I ran across the local seltzer man making his rounds in the neighborhood this morning. Ronny’s Seltzer is one of the last soda home-delivery services in NYC, driving around on a flatbed truck laden with old-fashioned glass seltzer bottles. I couldn’t believe me eyes the first time I looked out my window early one Saturday morning, soon after I’d moved to the neighborhood, and saw Ronny lugging crates of seltzer up the neighbor’s stoop. (Yes, Ronny Beberman makes the deliveries himself; there was something of a panic among fans when he was laid up after a fall last year) But it’s just one of the charming remnants of a bygone era that linger here in Brooklyn. Another is the knife sharpener men who drive around the neighborhood in their little trucks, ringing a bell to announce their presence–sort of like the ice cream man, except with sharp objects. There are a couple of them, and the skills of one vs. another are debated, but it was a strange thrill the first time I caught up with the Bob’s Grinding Service truck, scurrying down the block to catch him. Look at me, running with knives!
It took me back to the Strawberry Hill neighborhood of Kansas City, where my grandfather lived. When I was a child, the local produce vendor still made his rounds in a truck that was rigged to display carts of fruit and vegetables and had a scale hanging on the back. Everyone called him Huckster Harry, which was by no means an insult, just how the locals described what he did. Huckster Harry’s visits were small lessons in buying the freshest seasonal items. If it was on Harry’s truck, that meant it was time for the cantaloupe, or peaches, or grapes that he would pick up from the city’s main farmer’s market downtown, and he would share thoughts on what were the best picks for the day. For me, the prize was the late summer appearance of Bing cherries. They seemed a rare and therefore prized commodity, a small bowl of them to be devoured nearly on the spot.
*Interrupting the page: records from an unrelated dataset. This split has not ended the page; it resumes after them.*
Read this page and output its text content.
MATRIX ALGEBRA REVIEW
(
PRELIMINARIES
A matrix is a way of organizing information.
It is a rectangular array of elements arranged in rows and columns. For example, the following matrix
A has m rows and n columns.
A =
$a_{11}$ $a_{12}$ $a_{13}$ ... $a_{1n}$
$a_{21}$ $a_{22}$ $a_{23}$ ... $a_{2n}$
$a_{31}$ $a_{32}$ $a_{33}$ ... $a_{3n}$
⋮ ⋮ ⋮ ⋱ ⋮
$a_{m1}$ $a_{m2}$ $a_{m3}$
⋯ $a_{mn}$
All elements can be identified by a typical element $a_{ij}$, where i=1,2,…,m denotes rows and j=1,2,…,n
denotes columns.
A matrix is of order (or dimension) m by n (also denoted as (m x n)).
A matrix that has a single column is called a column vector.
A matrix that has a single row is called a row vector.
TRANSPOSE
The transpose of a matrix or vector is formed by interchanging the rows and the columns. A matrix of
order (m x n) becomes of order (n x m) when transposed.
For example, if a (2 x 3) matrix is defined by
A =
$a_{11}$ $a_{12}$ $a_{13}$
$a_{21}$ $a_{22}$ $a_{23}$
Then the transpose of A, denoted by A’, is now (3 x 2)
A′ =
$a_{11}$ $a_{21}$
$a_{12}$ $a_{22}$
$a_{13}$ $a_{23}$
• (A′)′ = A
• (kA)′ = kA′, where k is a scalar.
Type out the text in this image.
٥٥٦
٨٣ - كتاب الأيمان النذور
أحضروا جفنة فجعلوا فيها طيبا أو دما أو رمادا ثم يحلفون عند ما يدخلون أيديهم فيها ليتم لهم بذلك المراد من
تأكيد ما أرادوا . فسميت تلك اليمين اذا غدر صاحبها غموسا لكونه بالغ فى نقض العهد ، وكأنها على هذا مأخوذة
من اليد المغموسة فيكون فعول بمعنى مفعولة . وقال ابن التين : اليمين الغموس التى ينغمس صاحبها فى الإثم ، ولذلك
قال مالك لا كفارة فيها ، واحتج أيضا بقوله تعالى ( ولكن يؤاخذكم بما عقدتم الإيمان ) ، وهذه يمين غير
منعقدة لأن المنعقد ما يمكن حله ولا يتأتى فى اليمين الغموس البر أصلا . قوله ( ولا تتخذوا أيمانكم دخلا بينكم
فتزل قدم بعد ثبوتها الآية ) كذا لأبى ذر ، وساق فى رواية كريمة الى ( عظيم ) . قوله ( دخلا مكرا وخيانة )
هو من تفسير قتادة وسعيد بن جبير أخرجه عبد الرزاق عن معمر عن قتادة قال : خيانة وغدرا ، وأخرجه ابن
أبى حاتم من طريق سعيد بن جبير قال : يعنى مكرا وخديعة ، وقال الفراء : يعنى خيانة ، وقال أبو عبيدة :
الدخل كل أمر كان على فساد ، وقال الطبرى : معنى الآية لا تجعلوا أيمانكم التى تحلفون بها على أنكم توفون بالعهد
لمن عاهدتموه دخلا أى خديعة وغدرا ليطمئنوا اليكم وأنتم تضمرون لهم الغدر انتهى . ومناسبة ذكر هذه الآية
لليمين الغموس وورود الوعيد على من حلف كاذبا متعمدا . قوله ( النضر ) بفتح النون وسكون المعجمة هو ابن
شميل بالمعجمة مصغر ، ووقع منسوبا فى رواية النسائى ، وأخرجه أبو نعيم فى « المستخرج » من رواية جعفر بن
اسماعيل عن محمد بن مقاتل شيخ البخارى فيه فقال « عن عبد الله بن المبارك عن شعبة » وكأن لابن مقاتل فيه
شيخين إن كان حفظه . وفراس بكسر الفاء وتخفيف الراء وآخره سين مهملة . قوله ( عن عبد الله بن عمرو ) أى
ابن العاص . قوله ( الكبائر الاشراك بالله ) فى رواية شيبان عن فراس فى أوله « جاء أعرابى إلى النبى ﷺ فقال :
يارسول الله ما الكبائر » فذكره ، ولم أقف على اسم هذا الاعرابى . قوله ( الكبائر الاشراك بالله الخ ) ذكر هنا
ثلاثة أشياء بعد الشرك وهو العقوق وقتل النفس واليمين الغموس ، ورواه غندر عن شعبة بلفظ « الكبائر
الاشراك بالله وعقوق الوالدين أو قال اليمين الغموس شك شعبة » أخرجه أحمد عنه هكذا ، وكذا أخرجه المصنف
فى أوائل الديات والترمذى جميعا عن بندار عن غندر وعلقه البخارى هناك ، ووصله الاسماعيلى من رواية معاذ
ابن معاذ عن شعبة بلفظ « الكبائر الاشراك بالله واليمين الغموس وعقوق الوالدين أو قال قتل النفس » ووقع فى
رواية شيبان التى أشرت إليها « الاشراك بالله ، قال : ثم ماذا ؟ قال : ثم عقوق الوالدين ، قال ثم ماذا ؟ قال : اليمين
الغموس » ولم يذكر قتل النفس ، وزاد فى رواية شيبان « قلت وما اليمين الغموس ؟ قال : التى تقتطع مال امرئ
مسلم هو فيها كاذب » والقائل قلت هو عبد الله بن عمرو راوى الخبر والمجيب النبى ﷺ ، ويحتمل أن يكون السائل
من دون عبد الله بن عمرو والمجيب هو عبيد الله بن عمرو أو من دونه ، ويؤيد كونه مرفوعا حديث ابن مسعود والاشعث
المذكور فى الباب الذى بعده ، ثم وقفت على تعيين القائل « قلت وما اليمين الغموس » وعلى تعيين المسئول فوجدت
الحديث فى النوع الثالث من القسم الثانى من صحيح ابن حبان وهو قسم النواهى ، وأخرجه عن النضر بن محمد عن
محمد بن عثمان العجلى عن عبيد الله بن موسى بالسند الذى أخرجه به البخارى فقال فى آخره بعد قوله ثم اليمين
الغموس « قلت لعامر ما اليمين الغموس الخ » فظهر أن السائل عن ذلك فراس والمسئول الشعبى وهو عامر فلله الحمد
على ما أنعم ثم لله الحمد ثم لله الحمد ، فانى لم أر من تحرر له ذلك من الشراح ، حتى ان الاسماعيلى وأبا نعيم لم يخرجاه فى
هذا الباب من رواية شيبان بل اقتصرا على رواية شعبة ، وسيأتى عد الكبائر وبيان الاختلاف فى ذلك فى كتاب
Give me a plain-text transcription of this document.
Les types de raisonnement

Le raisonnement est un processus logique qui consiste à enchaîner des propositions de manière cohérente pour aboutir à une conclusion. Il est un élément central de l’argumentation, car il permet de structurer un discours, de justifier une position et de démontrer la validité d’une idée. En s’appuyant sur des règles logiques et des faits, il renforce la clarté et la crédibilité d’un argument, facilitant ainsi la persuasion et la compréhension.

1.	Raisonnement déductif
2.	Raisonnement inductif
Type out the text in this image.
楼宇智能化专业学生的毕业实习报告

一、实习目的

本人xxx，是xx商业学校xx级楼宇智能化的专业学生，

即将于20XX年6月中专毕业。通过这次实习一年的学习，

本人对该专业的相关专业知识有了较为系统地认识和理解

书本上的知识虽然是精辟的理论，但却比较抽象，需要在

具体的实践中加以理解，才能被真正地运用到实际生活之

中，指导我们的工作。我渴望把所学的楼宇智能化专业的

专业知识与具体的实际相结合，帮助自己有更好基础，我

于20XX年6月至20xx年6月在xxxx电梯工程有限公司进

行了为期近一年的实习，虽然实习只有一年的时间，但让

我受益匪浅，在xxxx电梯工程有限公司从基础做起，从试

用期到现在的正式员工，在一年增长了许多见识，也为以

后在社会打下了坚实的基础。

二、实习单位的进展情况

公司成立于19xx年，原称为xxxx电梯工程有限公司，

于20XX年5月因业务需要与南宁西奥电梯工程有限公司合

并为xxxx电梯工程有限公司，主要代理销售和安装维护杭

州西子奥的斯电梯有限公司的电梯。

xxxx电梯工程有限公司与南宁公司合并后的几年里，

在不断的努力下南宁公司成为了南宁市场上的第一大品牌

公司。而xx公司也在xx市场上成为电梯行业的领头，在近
Huckster Harry was also an introduction to the then-unusual items that wouldn’t appear in our local supermarket, like the crusty bread from a restaurant/bakery in the city’s Italian neighborhood that made me wonder why we had to eat that grocery store white or wheat the rest of the time. This bread had character, even if I didn’t make that connection at the time, and having a slice with fresh butter from my grandfather’s ancient Frigidaire was a treat beyond compare, almost as good as lazing on the porch later with a bowl of cherries for me, some grapes for my little brother.